Но внезапный чих не только одолел щекотку в носу, но и стряхнул весь философский настрой, направив мысли в практическое русло.
«Стоп, стоп, стоп, – вскинулся Ян, – какое, к чёрту, «будь здоров»? Меня же психованный Степан на «Фредлайнере» в асфальт укатал. Здоров я быть никак не могу. И что я делаю в квартире родителей? Впал в кому, а они забрали к себе, чтобы ухаживать? Понятно, что Марина с чувствительным Арманом со мной возиться не стали. Им не до меня. Но есть же специальные заведения: в Германии, в Швейцарии… На мои деньги можно не только пожизненно там содержать в идеальных условиях с сиделкой топ-моделью, но и весь санаторий выкупить. Кто позволил притащить бесчувственного, искалеченного миллионера в эту комнатёнку? Что с фирмой произошло? Рейдеры захватили? Родителей не допустили к управлению, обанкротили, вывели активы? Семён бы не позволил. Он не мог! Или… мог?».
Тут вспомнился последний разговор с заместителем, его ужасная толстокожесть и равнодушие к личным проблемам директора. Ян скрипнул зубами: «Неужели кинул?! Ну, Сёма, держись. Я тебя, толстун неблагодарный, достану.

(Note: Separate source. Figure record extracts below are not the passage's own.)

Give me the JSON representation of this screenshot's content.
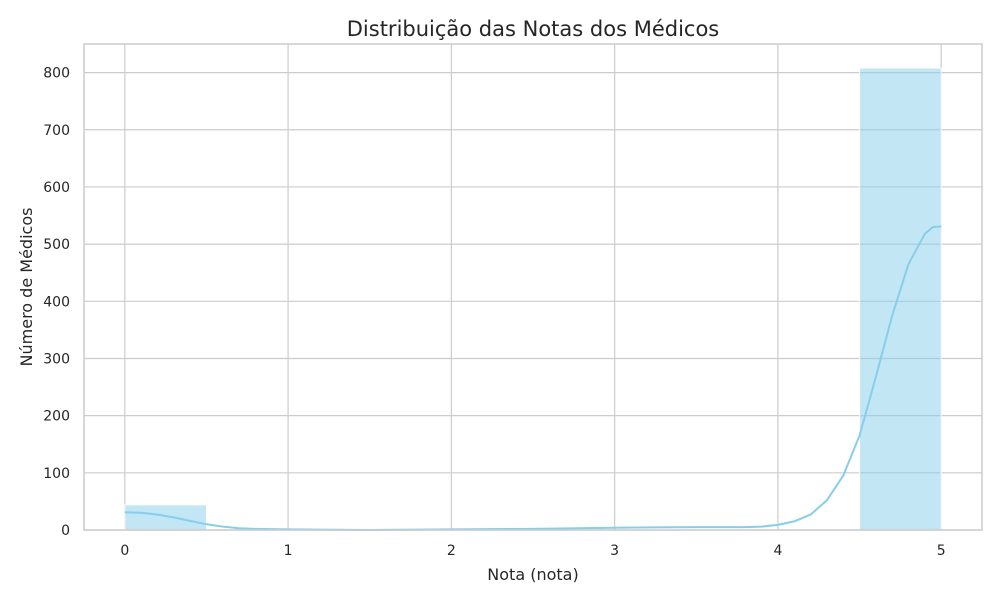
{
  "chart_data": {
    "type": "bar",
    "title": "Distribuição das Notas dos Médicos",
    "xlabel": "Nota (nota)",
    "ylabel": "Número de Médicos",
    "xlim": [
      -0.25,
      5.25
    ],
    "ylim": [
      0,
      850
    ],
    "xticks": [
      0,
      1,
      2,
      3,
      4,
      5
    ],
    "yticks": [
      0,
      100,
      200,
      300,
      400,
      500,
      600,
      700,
      800
    ],
    "grid": true,
    "bins": [
      {
        "start": 0.0,
        "end": 0.5,
        "count": 44
      },
      {
        "start": 0.5,
        "end": 1.0,
        "count": 0
      },
      {
        "start": 1.0,
        "end": 1.5,
        "count": 0
      },
      {
        "start": 1.5,
        "end": 2.0,
        "count": 0
      },
      {
        "start": 2.0,
        "end": 2.5,
        "count": 0
      },
      {
        "start": 2.5,
        "end": 3.0,
        "count": 0
      },
      {
        "start": 3.0,
        "end": 3.5,
        "count": 0
      },
      {
        "start": 3.5,
        "end": 4.0,
        "count": 0
      },
      {
        "start": 4.0,
        "end": 4.5,
        "count": 0
      },
      {
        "start": 4.5,
        "end": 5.0,
        "count": 808
      }
    ],
    "kde": {
      "x": [
        0,
        0.1,
        0.2,
        0.3,
        0.4,
        0.5,
        0.6,
        0.7,
        0.8,
        1.0,
        1.5,
        2.0,
        2.5,
        3.0,
        3.5,
        3.8,
        3.9,
        4.0,
        4.1,
        4.2,
        4.3,
        4.4,
        4.5,
        4.6,
        4.7,
        4.8,
        4.9,
        4.95,
        5.0
      ],
      "y": [
        31,
        30,
        27,
        22,
        16,
        10,
        6,
        3,
        2,
        1,
        0,
        1,
        2,
        4,
        5,
        5,
        6,
        9,
        15,
        27,
        52,
        95,
        165,
        268,
        375,
        465,
        518,
        530,
        531
      ]
    },
    "colors": {
      "bar": "#87ceeb",
      "line": "#87ceeb",
      "grid": "#cccccc",
      "axes_edge": "#cccccc",
      "text": "#262626"
    }
  }
}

Ты, наверное, уже в мой кабинет перебрался. Ну что же, там я с тобой и разделаюсь!».
Ян заклокотал горлом, но получилось не грозно, а несколько визгливо, будто из полена выдернули тонкое полотно застрявшей пилки. Он поморщился: «Наверное, пока я в коме лежал, связки ослабли. Теперь придётся заново учиться говорить, а может быть, и ходить». И тут же, словно обухом по голове, ударил страшный вопрос: «А ноги-то у меня есть? Я вообще ходить смогу?». Похолодев и внутренне сжавшись от мрачного предчувствия, Ян резко откинул одеяло. С облегчением улыбнулся. Ноги были на месте. Исхудали, конечно, палки какие-то синюшные, а не ноги. Ни наработанных годами тренировок мускулов, ни загорелой кожи. Да что там, даже волос почти нет. Радость обретения ног поугасла от их заморённого вида. Дальнейший беглый осмотр тела утешения тоже не добавил: руки тонкие, а живот и бока выпирают подкожным жиром. Ян едва сдержал ругательства: «Столько лет каждый день по полтора часа потеть в спортзале, вылепить из себя атлета и в один миг всё потерять». В детстве он был полноват, и об этом периоде остались самые неприятные воспоминания. Только сейчас было не до них. Требовалось срочно разобраться, что произошло. Да и потом, сидя на пятой точке, мышцы не накачаешь.